Et oui, on parle bien de phobie ici, parce que c’est clairement de la peur, une peur qui tire ses origines dans de vieilles idées puritaines, là où les parents ne veulent surtout pas que leurs enfants soient eux-mêmes quitte à ce qu’ils soient malheureux. La France est profondément homophobe. Je vis dans un bled qui a refusé au moins un mariage homo. Dans ce bled, mêmes des personnes que je respecte et qui devraient avoir une vision un peu moins étriquée sur ce sujet, crachaient ouvertement sur ce couple qui a fini par se casser, sans doute fatigué par le regard dégoûté que leur lançaient les autres. L’enfer, c’est les autres (Huis clos, Sartre). La plupart des borgnes qui se croient rois parce qu’ils vivent au royaume des aveugles et qu’ils ont décidé de faire la différence, sont coupables. C’est de la discrimination claire et nette. À quand mon tour… ? S’il n’est pas déjà arrivé, et oui… Oui parce que ce genre de remontrances est toujours d’ordre hypocrite, jamais en face et toujours dans le dos, tandis qu’en face, c’est des sourires. Enfin… me concernant.
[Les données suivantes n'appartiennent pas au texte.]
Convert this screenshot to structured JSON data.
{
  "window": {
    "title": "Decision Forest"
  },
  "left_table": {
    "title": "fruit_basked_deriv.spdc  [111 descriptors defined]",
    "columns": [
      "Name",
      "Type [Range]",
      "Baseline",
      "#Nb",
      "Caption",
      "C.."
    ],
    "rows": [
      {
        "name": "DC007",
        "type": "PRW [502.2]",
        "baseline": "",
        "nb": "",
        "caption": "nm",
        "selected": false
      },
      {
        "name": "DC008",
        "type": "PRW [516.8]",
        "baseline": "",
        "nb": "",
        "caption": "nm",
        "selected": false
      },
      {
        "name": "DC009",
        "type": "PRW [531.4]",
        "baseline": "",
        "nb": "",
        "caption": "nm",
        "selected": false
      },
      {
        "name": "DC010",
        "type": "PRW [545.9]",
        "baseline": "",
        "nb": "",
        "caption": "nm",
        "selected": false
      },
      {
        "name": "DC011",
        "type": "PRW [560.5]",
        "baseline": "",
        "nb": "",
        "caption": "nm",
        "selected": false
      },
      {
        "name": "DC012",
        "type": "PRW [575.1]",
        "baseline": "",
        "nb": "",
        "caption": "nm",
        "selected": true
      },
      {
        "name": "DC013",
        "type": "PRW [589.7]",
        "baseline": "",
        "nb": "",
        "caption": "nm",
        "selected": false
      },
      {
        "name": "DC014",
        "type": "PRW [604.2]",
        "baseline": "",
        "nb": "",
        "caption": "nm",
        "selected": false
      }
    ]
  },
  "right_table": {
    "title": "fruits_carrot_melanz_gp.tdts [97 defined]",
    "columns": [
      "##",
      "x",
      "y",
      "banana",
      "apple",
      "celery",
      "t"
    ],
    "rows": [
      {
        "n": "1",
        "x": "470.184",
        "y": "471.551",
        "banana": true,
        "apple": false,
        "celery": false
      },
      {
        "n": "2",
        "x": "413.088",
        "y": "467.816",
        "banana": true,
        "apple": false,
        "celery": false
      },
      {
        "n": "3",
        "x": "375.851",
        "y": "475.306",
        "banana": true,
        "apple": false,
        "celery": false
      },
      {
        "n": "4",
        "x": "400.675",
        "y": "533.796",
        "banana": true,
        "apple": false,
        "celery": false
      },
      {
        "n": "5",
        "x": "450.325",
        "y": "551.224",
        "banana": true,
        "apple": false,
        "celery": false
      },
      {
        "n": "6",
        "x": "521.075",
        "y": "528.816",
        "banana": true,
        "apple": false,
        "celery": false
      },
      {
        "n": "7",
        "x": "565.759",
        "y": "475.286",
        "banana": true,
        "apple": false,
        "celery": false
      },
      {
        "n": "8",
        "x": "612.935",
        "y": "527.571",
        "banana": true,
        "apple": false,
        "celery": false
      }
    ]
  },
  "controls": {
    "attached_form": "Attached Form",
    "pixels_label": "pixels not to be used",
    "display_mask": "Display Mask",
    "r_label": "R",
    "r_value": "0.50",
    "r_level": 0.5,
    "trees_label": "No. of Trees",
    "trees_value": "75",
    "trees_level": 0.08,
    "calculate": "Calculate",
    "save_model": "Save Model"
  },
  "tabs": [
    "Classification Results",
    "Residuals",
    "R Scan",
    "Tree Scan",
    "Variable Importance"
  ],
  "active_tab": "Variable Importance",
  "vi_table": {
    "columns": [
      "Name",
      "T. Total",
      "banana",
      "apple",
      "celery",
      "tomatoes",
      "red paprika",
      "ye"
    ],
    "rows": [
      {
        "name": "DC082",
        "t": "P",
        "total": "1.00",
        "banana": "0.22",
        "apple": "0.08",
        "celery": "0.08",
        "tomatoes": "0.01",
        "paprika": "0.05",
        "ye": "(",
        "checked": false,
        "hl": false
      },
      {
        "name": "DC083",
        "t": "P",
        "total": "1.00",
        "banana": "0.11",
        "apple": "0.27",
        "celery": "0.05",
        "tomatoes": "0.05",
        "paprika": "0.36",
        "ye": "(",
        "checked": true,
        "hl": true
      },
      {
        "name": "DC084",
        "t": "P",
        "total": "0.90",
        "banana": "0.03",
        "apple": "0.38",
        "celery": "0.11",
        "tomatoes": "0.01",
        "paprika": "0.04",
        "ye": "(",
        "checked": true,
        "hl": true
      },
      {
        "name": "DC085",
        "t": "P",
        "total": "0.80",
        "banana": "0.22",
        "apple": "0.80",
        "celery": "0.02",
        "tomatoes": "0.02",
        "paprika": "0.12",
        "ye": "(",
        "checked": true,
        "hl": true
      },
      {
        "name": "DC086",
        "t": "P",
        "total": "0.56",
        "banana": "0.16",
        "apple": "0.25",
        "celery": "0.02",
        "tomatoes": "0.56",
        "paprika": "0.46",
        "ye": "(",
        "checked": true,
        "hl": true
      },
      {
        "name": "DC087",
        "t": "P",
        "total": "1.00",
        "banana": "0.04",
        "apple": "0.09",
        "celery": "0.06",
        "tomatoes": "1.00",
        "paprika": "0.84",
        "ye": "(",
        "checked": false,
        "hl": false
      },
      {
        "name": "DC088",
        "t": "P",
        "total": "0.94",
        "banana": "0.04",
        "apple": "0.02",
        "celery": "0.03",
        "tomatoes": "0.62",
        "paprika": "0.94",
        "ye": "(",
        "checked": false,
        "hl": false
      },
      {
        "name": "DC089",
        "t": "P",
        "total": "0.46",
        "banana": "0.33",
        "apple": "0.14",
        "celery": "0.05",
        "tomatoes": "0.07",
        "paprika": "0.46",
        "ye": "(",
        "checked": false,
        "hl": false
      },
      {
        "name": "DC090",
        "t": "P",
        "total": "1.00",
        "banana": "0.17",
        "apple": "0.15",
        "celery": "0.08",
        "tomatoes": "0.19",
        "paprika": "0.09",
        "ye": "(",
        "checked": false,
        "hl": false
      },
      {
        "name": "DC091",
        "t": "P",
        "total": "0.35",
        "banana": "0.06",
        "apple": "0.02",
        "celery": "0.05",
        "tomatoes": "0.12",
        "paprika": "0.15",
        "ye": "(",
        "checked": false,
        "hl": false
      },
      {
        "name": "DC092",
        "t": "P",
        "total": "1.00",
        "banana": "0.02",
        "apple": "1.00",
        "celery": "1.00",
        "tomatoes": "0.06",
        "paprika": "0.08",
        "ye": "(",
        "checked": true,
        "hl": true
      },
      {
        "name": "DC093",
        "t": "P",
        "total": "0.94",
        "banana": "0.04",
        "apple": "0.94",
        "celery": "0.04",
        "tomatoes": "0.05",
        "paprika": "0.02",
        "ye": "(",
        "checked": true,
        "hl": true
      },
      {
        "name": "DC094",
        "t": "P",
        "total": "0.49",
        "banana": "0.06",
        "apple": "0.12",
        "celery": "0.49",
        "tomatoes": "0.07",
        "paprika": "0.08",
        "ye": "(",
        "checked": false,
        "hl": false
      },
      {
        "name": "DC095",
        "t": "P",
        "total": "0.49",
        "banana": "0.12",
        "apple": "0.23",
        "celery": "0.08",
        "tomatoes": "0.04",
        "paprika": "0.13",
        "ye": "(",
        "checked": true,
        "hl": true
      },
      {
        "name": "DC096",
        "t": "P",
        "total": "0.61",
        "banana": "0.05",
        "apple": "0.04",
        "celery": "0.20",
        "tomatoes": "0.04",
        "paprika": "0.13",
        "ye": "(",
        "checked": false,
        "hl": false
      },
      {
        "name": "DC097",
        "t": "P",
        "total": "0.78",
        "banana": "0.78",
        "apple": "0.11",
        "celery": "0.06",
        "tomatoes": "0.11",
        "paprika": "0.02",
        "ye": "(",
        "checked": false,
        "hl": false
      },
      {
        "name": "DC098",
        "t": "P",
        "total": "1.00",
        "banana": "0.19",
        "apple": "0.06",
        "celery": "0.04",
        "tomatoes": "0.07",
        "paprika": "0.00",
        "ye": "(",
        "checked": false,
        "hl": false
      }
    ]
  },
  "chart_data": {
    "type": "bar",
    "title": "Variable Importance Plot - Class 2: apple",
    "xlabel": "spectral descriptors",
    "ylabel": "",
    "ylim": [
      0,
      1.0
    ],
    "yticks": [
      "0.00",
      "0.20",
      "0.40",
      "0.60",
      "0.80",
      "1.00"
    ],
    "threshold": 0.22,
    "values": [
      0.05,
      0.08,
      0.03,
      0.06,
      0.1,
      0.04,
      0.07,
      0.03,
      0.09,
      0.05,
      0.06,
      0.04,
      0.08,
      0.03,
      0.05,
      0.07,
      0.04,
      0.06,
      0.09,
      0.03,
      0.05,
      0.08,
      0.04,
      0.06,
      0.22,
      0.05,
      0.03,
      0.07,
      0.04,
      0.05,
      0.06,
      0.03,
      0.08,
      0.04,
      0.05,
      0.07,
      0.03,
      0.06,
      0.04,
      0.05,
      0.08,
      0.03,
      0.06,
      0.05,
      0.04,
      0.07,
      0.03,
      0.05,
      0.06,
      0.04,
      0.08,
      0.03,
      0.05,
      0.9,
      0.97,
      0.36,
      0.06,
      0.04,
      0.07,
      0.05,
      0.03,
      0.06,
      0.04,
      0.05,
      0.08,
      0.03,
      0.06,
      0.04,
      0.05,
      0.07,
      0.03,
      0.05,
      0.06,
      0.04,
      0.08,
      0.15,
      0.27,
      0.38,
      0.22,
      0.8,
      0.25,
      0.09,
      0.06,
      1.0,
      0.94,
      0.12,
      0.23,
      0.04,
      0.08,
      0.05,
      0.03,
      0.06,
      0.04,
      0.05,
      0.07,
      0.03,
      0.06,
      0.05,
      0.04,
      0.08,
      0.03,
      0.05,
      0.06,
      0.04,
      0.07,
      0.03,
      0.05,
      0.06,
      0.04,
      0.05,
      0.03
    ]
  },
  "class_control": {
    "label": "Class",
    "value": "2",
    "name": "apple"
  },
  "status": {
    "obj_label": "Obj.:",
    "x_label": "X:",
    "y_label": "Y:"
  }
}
Votre monde propret, il sent la merde. Si j’ai un ou des enfants, un jour, jamais je ne me permettrais de décider quoi que ce soit à leur place concernant leur identité, leur genre. Rien n’est obligatoire, et on peut être tout ce qu’on veut, si on le veut, on peut croire à ce qu’on veut, quand bien même la morale ou les traditions voudraient le contraire. Encore une fois je prendrais l’exemple des frontières, qui n’existent que pour ceux et celles qui les considèrent comme existantes, ces frontières qui sont synonymes de guerre, de conquêtes, de colonisation, de violence et d’asservissement, de racisme. Et tout dans la vie, est une question d’acceptation de conventions préparées pour soumettre les uns et les autres à une certaine idée de la norme. Alors quoi ? Soyez ce que vous êtes, et surtout, mais alors putain surtout, laissez les autres être ce qu’ils veulent. Ça vous dérange ? Regardez ailleurs. Parce que là, c’est vous qui êtes les cons.